Height, but not binding epitope, affects the potency of synthetic TCR agonists

Abstract

ABSTRACTUnder physiological conditions, peptide-MHC (pMHC) molecules can trigger T-cell receptors (TCRs) as monovalent ligands that are sparsely distributed on the plasma membrane of an antigen-presenting cell. TCR can also be activated by artificial clustering, such as with pMHC tetramers or antibodies; however, these strategies circumvent many of the natural ligand discrimination mechanisms of the T cell and can elicit non-physiological signaling activity. We have recently introduced a synthetic TCR agonist composed of an anti-TCRβ Fab’ antibody fragment covalently bound to a DNA oligonucleotide, which serves as a membrane anchor. This Fab’-DNA ligand efficiently activates TCR as a monomer when membrane-associated and exhibits a potency and activation profile resembling agonist pMHC. In this report, we explore the geometric requirements for effective TCR triggering and cellular activation by Fab’-DNA ligands. We find that T cells are insensitive to the ligand binding epitope on the TCR complex, but that length of the DNA tether is important. Increasing the intermembrane distance spanned by Fab’-DNA:TCR complexes decreases TCR triggering efficiency and T cell activation potency, consistent with the kinetic-segregation model of TCR triggering.
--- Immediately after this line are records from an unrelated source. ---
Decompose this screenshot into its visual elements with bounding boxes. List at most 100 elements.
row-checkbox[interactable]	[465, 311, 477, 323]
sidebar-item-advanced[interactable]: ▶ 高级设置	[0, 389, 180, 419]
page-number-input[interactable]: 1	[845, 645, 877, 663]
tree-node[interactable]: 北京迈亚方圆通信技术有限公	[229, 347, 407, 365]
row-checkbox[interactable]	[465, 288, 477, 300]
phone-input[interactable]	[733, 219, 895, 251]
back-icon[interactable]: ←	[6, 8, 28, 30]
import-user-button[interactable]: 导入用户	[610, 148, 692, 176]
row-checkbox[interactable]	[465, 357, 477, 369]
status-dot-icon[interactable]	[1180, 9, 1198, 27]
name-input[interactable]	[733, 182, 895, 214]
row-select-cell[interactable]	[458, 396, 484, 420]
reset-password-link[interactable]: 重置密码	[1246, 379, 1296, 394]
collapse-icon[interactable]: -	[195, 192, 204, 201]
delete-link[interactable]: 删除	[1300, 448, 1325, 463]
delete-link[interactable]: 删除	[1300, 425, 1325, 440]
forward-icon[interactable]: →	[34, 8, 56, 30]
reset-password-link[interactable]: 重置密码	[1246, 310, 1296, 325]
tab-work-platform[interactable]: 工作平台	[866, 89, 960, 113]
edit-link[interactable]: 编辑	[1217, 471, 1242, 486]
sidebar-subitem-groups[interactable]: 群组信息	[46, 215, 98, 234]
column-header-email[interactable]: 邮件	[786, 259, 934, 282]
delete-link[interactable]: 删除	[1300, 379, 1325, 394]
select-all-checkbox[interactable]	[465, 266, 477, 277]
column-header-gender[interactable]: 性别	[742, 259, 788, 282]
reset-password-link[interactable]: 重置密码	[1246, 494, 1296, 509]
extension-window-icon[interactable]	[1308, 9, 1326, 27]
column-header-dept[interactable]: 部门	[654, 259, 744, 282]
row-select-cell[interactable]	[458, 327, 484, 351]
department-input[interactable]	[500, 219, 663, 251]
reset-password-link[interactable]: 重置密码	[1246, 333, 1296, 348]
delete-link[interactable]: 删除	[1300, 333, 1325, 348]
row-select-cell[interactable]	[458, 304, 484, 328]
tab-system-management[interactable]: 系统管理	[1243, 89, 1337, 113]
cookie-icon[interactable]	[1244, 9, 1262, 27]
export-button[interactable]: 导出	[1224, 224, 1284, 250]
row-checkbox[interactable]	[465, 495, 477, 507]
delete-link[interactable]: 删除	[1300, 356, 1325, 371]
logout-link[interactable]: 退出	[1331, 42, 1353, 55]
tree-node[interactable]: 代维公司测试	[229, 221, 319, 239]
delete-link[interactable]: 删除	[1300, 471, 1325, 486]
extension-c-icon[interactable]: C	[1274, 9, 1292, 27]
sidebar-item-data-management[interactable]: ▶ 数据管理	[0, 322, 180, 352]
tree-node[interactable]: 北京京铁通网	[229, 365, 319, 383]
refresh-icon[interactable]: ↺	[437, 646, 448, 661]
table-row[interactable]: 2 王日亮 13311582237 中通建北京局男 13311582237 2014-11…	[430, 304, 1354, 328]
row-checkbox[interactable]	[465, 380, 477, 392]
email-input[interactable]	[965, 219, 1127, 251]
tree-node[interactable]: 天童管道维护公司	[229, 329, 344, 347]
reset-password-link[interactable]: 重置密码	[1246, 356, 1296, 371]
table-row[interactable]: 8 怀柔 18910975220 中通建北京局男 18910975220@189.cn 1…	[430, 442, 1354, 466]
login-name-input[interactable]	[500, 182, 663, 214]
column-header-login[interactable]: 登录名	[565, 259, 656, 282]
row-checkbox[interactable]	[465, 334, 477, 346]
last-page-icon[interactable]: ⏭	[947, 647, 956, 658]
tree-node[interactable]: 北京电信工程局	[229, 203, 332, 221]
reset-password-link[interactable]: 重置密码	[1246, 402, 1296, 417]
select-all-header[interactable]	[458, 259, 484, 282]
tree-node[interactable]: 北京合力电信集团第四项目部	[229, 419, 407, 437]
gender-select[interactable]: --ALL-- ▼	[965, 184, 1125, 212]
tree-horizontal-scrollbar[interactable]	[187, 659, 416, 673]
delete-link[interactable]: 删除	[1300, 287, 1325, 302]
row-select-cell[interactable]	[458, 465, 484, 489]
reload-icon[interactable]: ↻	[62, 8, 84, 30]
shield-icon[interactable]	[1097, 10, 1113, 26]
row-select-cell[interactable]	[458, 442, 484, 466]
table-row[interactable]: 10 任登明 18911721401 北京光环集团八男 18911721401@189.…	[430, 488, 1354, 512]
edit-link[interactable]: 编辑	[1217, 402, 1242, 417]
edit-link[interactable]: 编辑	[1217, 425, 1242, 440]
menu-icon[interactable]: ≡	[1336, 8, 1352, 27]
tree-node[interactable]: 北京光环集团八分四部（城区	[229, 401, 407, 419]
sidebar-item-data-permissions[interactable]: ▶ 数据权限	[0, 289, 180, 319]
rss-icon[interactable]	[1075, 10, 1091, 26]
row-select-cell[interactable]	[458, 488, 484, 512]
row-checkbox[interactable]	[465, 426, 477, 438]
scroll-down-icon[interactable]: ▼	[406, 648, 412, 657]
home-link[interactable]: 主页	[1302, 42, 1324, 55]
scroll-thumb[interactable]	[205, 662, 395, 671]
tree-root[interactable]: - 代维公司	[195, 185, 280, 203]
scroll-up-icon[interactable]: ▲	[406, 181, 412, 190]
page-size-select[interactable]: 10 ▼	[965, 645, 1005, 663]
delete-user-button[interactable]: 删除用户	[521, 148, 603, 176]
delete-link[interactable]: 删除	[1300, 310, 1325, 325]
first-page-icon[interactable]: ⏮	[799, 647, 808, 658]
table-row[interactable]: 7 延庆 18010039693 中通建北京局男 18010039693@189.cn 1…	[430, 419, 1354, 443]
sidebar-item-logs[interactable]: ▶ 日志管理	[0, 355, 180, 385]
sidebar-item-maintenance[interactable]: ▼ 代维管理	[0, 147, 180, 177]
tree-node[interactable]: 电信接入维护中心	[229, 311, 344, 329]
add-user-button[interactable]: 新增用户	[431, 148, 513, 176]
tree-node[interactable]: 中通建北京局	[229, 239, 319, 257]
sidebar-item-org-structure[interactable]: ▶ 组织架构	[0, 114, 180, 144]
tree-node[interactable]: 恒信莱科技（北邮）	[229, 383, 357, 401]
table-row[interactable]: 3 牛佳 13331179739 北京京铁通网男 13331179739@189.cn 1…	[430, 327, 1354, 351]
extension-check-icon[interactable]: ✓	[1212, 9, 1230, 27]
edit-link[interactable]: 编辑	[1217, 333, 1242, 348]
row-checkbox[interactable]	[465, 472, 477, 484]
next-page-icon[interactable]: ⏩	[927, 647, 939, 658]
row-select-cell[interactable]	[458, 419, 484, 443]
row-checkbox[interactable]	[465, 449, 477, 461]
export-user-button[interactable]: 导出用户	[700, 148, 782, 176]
These results establish design parameters for construction of synthetic TCR agonists that are able to activate polyclonal T cell populations, such as T cells from a human patient, in a similar manner as the native pMHC ligand.STATEMENT OF SIGNIFICANCEWe report geometric requirements for potent T cell activation by synthetic TCR ligands that mimic biophysical properties of the native pMHC ligand, but have the additional ability to activate polyclonal T cell populations. We find that increasing the space between apposed membranes at TCR binding events decreases ligand potency, but that changing the ligand’s binding epitope on the TCR has essentially no effect. The observed decrease in potency with increased ligand height is attributed to the longer ligands’ attenuated ability to trigger TCR at binding events.